[libvirt] [PATCH v2] qemu: report block job errors from qemu to the user

Nikolay Shirokovskiy nshirokovskiy at virtuozzo.com
Wed Nov 2 09:14:30 UTC 2016



On 31.10.2016 10:10, Nikolay Shirokovskiy wrote:
> 
> 
> On 28.10.2016 20:57, John Ferlan wrote:
>>
>> No commit message... This definitely needs one.
>>
>> Also when there's one patch, you don't need a cover letter - instead you
>> put whatever "message" you want to give to reviewers, the pointer to the
>> previous version, changes with the current code, etc. after the "---"

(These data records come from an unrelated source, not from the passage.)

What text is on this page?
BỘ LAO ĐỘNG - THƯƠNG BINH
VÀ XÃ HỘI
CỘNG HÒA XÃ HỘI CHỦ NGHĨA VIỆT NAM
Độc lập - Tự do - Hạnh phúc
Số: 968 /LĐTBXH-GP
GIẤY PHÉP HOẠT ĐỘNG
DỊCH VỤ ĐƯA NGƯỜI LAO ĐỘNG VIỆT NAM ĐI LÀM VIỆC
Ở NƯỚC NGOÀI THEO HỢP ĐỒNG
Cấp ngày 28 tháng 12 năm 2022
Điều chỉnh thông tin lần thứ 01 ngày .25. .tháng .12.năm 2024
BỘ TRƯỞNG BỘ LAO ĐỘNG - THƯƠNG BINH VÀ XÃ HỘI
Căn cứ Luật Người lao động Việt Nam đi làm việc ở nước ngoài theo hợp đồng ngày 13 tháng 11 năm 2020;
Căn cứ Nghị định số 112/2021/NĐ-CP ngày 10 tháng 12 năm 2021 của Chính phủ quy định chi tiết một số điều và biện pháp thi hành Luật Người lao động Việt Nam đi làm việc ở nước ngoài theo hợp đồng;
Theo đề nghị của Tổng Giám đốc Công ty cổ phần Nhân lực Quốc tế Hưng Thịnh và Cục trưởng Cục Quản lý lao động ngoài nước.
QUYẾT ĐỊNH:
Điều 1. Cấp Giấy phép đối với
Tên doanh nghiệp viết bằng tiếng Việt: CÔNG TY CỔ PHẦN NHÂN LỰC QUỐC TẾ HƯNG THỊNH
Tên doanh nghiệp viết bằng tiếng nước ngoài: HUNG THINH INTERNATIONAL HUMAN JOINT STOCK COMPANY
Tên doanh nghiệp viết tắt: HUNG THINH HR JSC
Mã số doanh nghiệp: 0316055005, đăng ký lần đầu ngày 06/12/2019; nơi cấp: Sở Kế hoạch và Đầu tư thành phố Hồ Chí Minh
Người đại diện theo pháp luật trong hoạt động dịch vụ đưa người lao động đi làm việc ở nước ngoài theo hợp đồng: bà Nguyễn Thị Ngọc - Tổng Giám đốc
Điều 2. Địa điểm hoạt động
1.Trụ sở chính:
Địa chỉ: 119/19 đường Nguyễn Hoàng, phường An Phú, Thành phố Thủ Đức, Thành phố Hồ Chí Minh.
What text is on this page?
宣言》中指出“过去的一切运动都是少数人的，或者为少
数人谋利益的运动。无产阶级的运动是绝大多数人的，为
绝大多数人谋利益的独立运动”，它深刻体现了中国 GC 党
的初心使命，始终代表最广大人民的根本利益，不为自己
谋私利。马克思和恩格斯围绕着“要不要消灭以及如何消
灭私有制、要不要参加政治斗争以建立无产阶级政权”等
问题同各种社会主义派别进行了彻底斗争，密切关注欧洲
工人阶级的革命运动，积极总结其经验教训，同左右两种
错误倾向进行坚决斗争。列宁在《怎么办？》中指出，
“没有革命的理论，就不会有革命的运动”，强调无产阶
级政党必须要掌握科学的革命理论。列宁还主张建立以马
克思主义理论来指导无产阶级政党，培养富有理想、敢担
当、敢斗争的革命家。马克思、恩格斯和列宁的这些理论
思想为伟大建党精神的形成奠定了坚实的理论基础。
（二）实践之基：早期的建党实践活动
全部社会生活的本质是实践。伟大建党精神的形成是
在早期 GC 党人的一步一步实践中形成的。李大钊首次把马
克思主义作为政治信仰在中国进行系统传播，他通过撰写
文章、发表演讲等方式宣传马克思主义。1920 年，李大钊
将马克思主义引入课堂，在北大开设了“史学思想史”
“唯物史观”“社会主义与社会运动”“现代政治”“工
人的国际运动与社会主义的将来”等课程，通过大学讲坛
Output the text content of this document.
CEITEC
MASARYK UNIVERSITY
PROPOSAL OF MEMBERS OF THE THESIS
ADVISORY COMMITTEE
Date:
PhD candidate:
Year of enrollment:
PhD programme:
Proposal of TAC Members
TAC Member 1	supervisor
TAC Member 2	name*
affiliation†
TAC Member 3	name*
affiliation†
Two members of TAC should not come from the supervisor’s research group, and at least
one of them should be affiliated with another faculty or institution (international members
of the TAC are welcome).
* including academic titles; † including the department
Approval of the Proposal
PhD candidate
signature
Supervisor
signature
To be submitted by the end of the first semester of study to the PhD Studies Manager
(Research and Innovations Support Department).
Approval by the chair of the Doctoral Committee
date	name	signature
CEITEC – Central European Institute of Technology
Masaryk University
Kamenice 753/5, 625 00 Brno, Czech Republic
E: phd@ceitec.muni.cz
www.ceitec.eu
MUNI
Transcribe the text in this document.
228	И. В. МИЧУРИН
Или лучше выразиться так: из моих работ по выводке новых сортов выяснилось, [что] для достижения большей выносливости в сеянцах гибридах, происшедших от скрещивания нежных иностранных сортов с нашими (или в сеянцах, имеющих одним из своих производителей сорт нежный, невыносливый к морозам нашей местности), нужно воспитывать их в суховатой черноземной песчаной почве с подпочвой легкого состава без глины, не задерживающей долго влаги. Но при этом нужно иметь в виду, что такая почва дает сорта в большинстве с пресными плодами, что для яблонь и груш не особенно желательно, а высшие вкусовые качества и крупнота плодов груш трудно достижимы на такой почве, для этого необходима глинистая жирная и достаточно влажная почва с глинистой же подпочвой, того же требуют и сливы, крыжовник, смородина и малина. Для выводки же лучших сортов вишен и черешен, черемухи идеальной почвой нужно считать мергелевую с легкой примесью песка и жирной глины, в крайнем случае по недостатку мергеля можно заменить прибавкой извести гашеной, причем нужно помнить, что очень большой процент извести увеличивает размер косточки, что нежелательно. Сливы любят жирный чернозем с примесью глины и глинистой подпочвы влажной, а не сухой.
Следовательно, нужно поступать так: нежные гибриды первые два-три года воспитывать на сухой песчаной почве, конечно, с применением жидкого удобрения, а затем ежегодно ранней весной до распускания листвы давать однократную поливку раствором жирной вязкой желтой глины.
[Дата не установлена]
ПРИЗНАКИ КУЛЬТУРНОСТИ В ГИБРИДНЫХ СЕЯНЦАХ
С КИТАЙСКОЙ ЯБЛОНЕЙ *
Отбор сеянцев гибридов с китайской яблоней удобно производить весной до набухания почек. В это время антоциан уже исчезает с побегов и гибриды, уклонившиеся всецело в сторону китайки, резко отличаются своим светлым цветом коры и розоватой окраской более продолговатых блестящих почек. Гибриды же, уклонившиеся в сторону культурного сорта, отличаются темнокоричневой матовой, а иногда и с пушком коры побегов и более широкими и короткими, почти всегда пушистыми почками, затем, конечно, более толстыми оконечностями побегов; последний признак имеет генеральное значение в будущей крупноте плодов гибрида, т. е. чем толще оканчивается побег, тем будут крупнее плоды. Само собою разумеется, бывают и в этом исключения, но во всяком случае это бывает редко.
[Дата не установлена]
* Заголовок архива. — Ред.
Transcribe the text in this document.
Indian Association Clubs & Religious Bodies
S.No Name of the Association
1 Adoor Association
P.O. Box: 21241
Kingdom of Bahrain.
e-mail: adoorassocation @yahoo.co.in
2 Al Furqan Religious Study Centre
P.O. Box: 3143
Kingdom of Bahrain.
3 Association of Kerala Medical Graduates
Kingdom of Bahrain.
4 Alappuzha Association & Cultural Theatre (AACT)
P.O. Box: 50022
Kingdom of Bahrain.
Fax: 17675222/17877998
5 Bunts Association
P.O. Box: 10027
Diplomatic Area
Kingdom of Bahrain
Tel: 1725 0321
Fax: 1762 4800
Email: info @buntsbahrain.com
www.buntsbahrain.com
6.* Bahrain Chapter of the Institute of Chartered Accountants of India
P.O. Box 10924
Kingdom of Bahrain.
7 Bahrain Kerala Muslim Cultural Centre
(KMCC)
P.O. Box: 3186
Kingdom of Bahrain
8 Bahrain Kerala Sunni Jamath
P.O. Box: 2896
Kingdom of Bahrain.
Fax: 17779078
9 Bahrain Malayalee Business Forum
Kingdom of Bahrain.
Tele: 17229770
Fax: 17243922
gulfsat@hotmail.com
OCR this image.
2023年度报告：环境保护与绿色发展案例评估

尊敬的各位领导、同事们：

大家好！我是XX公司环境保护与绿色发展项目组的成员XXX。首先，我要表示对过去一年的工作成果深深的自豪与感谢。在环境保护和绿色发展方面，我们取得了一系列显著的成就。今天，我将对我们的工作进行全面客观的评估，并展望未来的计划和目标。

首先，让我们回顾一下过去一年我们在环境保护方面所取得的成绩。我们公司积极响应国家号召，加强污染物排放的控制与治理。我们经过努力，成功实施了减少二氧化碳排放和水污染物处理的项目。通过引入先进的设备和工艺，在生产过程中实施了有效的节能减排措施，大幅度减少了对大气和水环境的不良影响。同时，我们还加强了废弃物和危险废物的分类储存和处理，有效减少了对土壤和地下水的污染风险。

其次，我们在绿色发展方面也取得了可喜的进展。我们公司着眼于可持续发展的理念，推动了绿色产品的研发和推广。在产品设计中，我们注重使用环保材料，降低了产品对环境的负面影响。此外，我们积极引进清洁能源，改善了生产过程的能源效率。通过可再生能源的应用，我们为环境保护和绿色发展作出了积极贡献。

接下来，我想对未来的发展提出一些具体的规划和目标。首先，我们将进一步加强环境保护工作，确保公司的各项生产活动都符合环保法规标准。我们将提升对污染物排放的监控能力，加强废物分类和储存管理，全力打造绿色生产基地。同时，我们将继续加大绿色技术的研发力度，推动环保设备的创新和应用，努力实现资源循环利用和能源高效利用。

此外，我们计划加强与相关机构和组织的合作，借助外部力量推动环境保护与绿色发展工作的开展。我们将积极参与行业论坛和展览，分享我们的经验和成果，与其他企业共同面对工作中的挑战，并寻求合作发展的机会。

>> -----------------------------------------------+
>>                                                       |
>> On 10/14/2016 05:12 AM, Nikolay Shirokovskiy wrote:   |
>>> ---                       <-------------------------+
>>>  src/qemu/qemu_blockjob.c     | 13 +++++++++--
>>>  src/qemu/qemu_blockjob.h     |  3 ++-
>>>  src/qemu/qemu_domain.c       |  1 +
>>>  src/qemu/qemu_domain.h       |  1 +
>>>  src/qemu/qemu_driver.c       |  4 ++--
>>>  src/qemu/qemu_migration.c    | 54 +++++++++++++++++++++++++++++++-------------
>>>  src/qemu/qemu_monitor.c      |  5 ++--
>>>  src/qemu/qemu_monitor.h      |  4 +++-
>>>  src/qemu/qemu_monitor_json.c |  4 +++-
>>>  src/qemu/qemu_process.c      |  4 ++++
>>>  10 files changed, 68 insertions(+), 25 deletions(-)
>>>
>>
>> I think this could have been split into setting the blockJobError in
>> qemuMonitorJSONHandleBlockJobImpl along with the VIR_FREE in
>> qemuDomainDiskPrivateDispose and of course the set/fetch in
>> qemuMonitorJSONHandleBlockJobImpl.
>>
>> Then the second patch wold handle grabbing that error message...
>>
>>> diff --git a/src/qemu/qemu_blockjob.c b/src/qemu/qemu_blockjob.c
>>> index 83a5a3f..30beeeb 100644
>>> --- a/src/qemu/qemu_blockjob.c
>>> +++ b/src/qemu/qemu_blockjob.c
>>> @@ -33,6 +33,7 @@
>>>  #include "virstoragefile.h"
>>>  #include "virthread.h"
>>>  #include "virtime.h"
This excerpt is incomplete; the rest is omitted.